Based on the proposed semantic segmentation model, pedestrians, cyclists, cars, and two wheelers (bicycle, electric car, and motorcycle) are segmented and identified, respectively, represented by pink, red, and blue on the picture. This model can effectively detect the target obstacles such as vehicles and pedestrians. The autonomous driving research platform is used to collect actual road images, the trained language segmentation model is used to detect obstacles, and the trained semantic segmentation model has more accurate detection results for obstacles such as vehicles and cyclists in the real scene. The average pixel overlap rate (mIoU) is often used to evaluate the accuracy of the semantic segmentation model, which can effectively measure the segmentation performance of the model for target obstacles. 1000 images were selected in the test data set, including 500 Chinese road images and 500 foreign road images, the Chinese road images were from the Chinese ApolloScape data set and the foreign road images were from the foreign Cityscapes data set. The performance of the constructed semantic segmentation model is shown in Table 2.
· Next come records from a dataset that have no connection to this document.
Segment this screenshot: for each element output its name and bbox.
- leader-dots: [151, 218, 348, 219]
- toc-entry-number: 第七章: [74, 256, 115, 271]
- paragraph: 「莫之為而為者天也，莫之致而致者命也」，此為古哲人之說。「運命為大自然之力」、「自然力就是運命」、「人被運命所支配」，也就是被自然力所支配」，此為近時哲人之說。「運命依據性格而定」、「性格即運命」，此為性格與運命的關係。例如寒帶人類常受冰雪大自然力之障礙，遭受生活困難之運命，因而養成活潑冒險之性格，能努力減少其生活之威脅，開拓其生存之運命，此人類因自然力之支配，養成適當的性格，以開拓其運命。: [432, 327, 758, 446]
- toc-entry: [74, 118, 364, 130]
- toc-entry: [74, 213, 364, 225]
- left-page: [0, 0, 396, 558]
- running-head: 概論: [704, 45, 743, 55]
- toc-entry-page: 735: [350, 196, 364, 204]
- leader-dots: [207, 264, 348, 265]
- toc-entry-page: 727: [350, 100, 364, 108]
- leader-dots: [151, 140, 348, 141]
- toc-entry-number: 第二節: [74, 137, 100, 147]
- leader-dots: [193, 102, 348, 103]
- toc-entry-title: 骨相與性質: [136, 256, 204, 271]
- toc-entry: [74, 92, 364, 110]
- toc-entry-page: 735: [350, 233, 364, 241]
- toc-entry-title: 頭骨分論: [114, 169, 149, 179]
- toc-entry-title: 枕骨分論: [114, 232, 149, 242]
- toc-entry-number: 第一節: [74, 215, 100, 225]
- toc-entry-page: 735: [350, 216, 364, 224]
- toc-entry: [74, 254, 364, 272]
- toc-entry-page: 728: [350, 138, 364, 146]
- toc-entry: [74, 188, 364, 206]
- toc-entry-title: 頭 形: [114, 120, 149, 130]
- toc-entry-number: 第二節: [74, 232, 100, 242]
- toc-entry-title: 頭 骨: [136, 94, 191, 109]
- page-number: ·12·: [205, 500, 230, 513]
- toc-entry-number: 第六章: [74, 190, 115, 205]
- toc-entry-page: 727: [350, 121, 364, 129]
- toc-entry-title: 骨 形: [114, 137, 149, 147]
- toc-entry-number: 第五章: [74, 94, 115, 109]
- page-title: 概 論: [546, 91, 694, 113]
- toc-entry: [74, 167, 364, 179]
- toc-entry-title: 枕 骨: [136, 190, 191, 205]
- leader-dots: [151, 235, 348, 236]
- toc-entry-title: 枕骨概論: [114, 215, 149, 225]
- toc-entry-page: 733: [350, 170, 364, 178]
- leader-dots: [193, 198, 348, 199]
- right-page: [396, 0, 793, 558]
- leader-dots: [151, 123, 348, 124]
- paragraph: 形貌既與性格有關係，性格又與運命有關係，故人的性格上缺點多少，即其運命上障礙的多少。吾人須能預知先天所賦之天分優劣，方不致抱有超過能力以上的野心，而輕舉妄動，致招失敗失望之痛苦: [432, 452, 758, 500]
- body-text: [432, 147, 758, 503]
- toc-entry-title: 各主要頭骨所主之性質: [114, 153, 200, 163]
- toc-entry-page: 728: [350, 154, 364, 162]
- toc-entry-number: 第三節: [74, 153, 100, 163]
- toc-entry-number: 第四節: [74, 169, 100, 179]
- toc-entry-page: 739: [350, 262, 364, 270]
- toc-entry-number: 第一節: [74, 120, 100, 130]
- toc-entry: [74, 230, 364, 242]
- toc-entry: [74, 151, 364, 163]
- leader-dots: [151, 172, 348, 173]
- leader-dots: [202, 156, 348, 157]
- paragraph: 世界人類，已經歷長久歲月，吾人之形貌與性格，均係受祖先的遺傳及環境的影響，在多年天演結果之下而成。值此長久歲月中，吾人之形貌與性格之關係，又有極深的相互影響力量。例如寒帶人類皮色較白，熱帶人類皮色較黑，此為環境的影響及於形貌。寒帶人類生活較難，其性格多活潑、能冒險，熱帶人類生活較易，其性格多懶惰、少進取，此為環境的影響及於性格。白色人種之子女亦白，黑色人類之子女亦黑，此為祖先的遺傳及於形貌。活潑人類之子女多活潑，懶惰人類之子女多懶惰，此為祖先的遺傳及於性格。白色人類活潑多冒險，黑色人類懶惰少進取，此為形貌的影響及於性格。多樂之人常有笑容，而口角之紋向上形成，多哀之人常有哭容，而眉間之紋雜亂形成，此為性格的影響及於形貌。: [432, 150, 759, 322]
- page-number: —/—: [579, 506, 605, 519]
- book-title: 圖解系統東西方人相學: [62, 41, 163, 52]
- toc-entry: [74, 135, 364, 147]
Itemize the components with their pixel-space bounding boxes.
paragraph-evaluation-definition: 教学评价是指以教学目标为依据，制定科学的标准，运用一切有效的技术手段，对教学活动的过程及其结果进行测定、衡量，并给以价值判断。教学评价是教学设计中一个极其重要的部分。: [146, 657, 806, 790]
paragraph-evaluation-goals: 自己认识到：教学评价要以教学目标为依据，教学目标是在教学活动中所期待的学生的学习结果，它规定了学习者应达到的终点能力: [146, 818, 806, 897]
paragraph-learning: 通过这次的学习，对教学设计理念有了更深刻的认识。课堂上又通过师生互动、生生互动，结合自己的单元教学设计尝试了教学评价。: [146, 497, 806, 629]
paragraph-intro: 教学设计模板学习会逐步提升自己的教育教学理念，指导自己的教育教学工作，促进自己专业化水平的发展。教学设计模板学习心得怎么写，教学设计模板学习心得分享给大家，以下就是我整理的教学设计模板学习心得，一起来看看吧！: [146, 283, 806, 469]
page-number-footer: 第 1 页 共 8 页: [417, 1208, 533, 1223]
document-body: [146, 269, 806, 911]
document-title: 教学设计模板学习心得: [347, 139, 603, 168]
In the test set, the average accuracy of semantic segmentation of obstacles such as vehicles, pedestrians, and cyclists is 84.6%. In terms of the overall effect of detection and segmentation, the designed and built model has a good detection and segmentation accuracy. In the target detection and segmentation of a single image, the time cost is about 30 ms, and the average is 33FPS. In terms of the time consumed by detection and recognition, the model has met the requirement of real-time segmentation of target objects. The model size is 11.7 Mb and the memory usage is low, which meets the requirements of the on-board computing model.

4. Conclusions

This paper studies the control system of the unmanned intelligent vehicle. The core is to design the lateral control unit and the longitudinal control unit for the unmanned vehicle, and combine the characteristics of the vehicle and the safety of the driving vehicle to complete the lateral control system of the unmanned intelligent vehicle and Design with longitudinal control system. In the lateral control system, after setting the desired path for the unmanned vehicle, the unmanned vehicle can quickly and stably follow the given path and can drive at a certain speed. At present, the main completed work:

To meet the requirements of real-time performance and accuracy for vehicle terminal obstacle detection, a lightweight semantic segmentation model is constructed using feature extraction blocks, depthwise separable convolutions, and dilated convolutions. The feature extraction block draws lessons from the structure of residual modules, and the skip-layer structure can refine boundary information by combining low-level features with high-level features. The depthwise separable convolution can effectively reduce the number of parameters and computation of the model, and the dilated convolution operations with different dilation rates can extract multi-scale target information and enrich the semantic information. The unmanned vehicle bus control system is completed by designing a CAN converter, and a stable experimental platform is built for the unmanned vehicle control system experiment. And the monitoring of the performance states of the unmanned vehicle is carried out. From the monitoring data, it can be concluded that the experimental platform established in this experiment can meet the safety requirements of the unmanned vehicle. To meet the requirements of full travel, using the unmanned test vehicle as a platform combined with longitudinal control and lateral control algorithms, it is verified that the unmanned vehicle can accurately track the path and smoothly adjust the vehicle running speed when the unmanned vehicle has a given path in a straight line or a curve.

Data Availability

The data used to support the findings of this study are available from the corresponding author upon request.

Conflicts of Interest

The authors declare no conflicts of interest.

Acknowledgments

This work was supported by Optimization Design of Electric Vehicle Wireless Charging System based on Coupling Transformer Compensation Technology (Project No: GJJ191343).